Anesthetized animals were first perfused transcardially with saline, followed by a fixative containing 4% PFA and 0.1% Glutaraldehyde in 0.1M phosphate buffer (PB, pH 7.2-7.4). After an overnight fixation with 4% PFA, the brain tissues that included the hypothalamus were cut into 50 μm coronal sections using a vibrotome (Leica VT1000S). The vibrotome sections were then extensively washed with PB, blocked with 50 mM Glycine, and permeabilized with 0.05% Triton X-100/PB for 30 minutes. After blocking with 5% bovine serum albumin/2% goat serum / PBS for 30 minutes, the sections were incubated with 1% goat serum/0.1M PBS containing rabbit anti-LacZ antibody (1:200) overnight at 4°C. After multiple washes, the samples were incubated with NanaGold-conjugated Fab' anti-rabbit secondary antibody (1:250, Nanoprobes, NY)) at room temperature for 1 hour and at 4°C for overnight. The brain slices were subsequently washed with 0.1M PBS and fixed with 2% glutaraldehyde in PBS for one and half hours. After washes with PBS and distilled water, silver enhancement (HQ Silver enhancement kit, Nanoprobes, NY) was performed in the dark for 12 min. Finally, the samples were fixed in 0.2% OsO4 for 30 min, block stained with uranyl acetate, dehydrated in ethanol and flat embedded in LX112. Semi-thin sections were cut at 1 μm and stained with 1% Toluidine Blue to evaluate the quality of preservation. Ultra-thin sections (50 nm) were cut, mounted on formvar-coated single-slot copper grids and stained with uranyl acetate and lead citrate by standard methods. Stained grids were examined under Philips CM-12 electron microscope (FEI; Eindhoven, The Netherlands) and photographed with a Gatan (4k ×2.7k) digital camera (Gatan, Inc., Pleasanton, CA) at different magnifications. After obtaining digital montages with Adobe Photoshop, symmetric and asymmetric synapses were counted on all lacZ-positive cells only if the pre- and/or postsynaptic membrane specializations were clearly seen. Synapses without clearly symmetric or asymmetric membrane specializations were excluded from the assessment.
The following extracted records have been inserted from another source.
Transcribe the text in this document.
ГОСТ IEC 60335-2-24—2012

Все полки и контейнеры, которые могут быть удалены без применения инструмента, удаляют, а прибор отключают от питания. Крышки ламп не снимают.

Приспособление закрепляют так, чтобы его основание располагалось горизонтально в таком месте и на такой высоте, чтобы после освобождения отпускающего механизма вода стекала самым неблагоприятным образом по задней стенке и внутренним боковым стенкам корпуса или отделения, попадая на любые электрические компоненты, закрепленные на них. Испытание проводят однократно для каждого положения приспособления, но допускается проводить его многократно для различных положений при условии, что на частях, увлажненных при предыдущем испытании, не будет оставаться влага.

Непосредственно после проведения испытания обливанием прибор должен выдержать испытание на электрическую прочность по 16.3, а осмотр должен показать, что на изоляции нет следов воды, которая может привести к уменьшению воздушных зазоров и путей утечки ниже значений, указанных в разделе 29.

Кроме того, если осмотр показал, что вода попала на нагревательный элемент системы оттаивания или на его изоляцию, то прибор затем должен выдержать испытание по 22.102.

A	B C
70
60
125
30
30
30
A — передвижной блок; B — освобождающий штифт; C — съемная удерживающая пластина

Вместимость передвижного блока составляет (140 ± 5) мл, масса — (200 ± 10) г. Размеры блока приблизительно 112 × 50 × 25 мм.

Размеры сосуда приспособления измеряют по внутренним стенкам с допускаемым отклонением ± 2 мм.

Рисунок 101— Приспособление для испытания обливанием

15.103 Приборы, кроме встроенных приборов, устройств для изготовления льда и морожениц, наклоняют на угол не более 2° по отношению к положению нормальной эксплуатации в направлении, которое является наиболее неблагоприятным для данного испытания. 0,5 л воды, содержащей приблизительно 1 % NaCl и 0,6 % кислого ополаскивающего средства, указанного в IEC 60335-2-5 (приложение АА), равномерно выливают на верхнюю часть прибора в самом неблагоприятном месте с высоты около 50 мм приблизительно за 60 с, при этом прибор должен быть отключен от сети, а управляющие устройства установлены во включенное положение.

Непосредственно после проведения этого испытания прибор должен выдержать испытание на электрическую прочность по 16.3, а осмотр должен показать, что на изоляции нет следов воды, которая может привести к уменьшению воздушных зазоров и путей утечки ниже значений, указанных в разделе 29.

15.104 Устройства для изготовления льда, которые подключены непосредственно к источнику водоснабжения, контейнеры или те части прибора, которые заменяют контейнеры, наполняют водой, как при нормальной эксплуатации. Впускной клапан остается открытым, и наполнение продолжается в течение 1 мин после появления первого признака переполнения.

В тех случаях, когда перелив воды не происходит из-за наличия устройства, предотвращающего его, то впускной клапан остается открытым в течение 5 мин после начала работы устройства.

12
Data and statistical analysis
All data are presented as means with standard error of the means. Detailed information on sample sizes, genotype and p values are marked on the individual figures or described in the corresponded legends. Comparisons between two groups are analyzed using two-tailed unpaired student's t-test or two-way ANOVA. For two-way ANOVA, if the overall F value was significant, Bonferroni post-hoc test were performed using GraphPad.